As preparations continue for the overhaul of regulatory arrangements relating to corporate reporting in the UK, the Financial Reporting Council (FRC) continues to emphasise its high expectations of auditors and companies and its increasing readiness to take action where they are not met. Earlier this week, Director of Corporate Governance, David Styles, confirmed that alongside its work encouraging adoption of and adherence to the Corporate Governance Code and Stewardship Code, it is building its supervision and enforcement capacity.
This reiterates the message sent in the FRC’s Draft Plan and Budget and to become in the words of FRC’s Chief Executive Sir Jonathan Thompson “a bolder, more forceful regulator that will act with pace in supervising and holding companies to account”. The plan indicates that enhancements in the FRC’s enforcement capability are being made partly in anticipation of the implementation of the recommendations of the Kingman Review, which concluded in December 2018. That review suggested that the FRC should be replaced by the Audit Reporting and Governance Authority (ARGA), a new regulator with a broader remit and tougher powers to investigate and take action in respect of breaches of audit, reporting and corporate governance standards. No firm timescales have yet been set for the launch of ARGA although further timings are expected soon.

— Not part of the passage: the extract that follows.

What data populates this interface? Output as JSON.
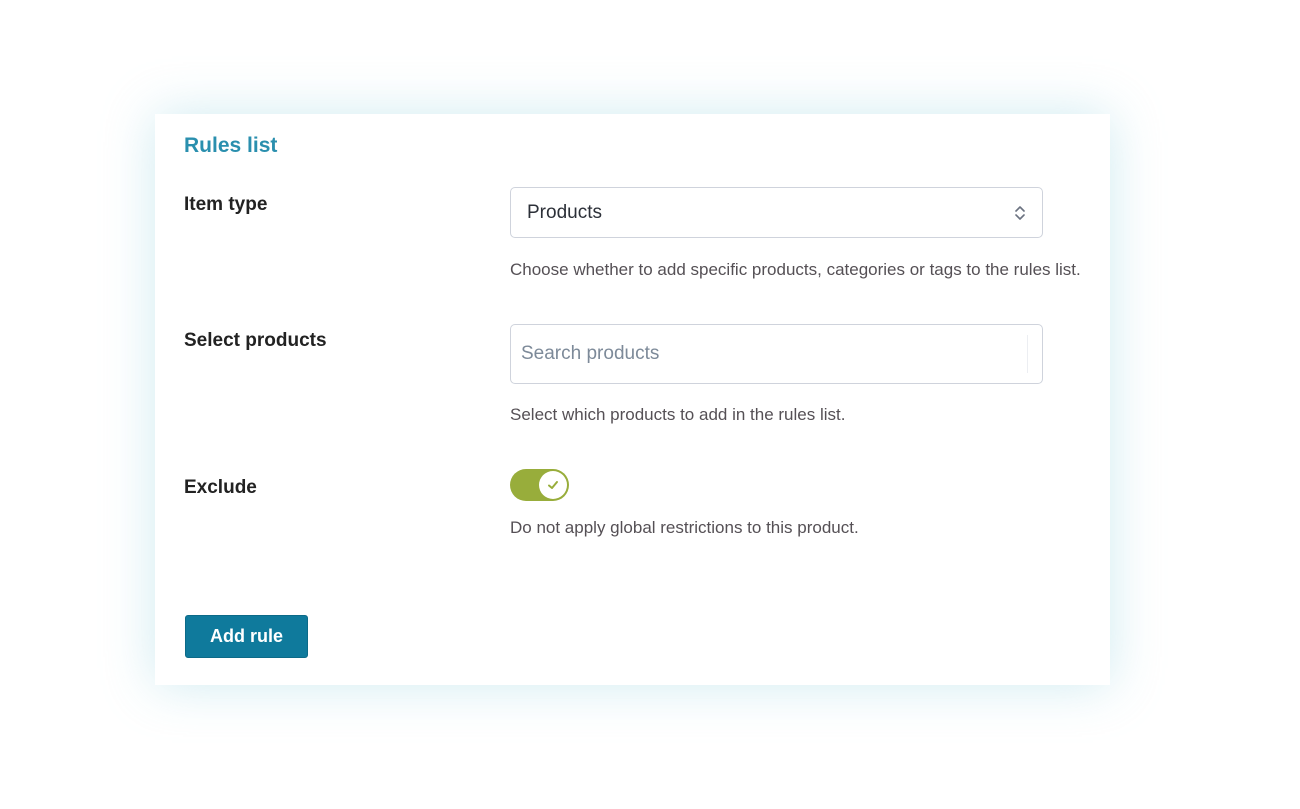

“The strategy builds a bolder, more forceful regulator that will act with pace in supervising and holding companies to account. “Ahead of the FRC’s transition into the Audit, Reporting and Governance Authority (ARGA) I am determined we use our powers to the fullest, to respond to corporate governance challenges. “The failure of a major company has significant impact, not just for investors, but for employees and communities.” “The public has a major interest in the health of companies which is why we plan to serve that public interest by using our powers to the fullest within our existing regulatory scope.”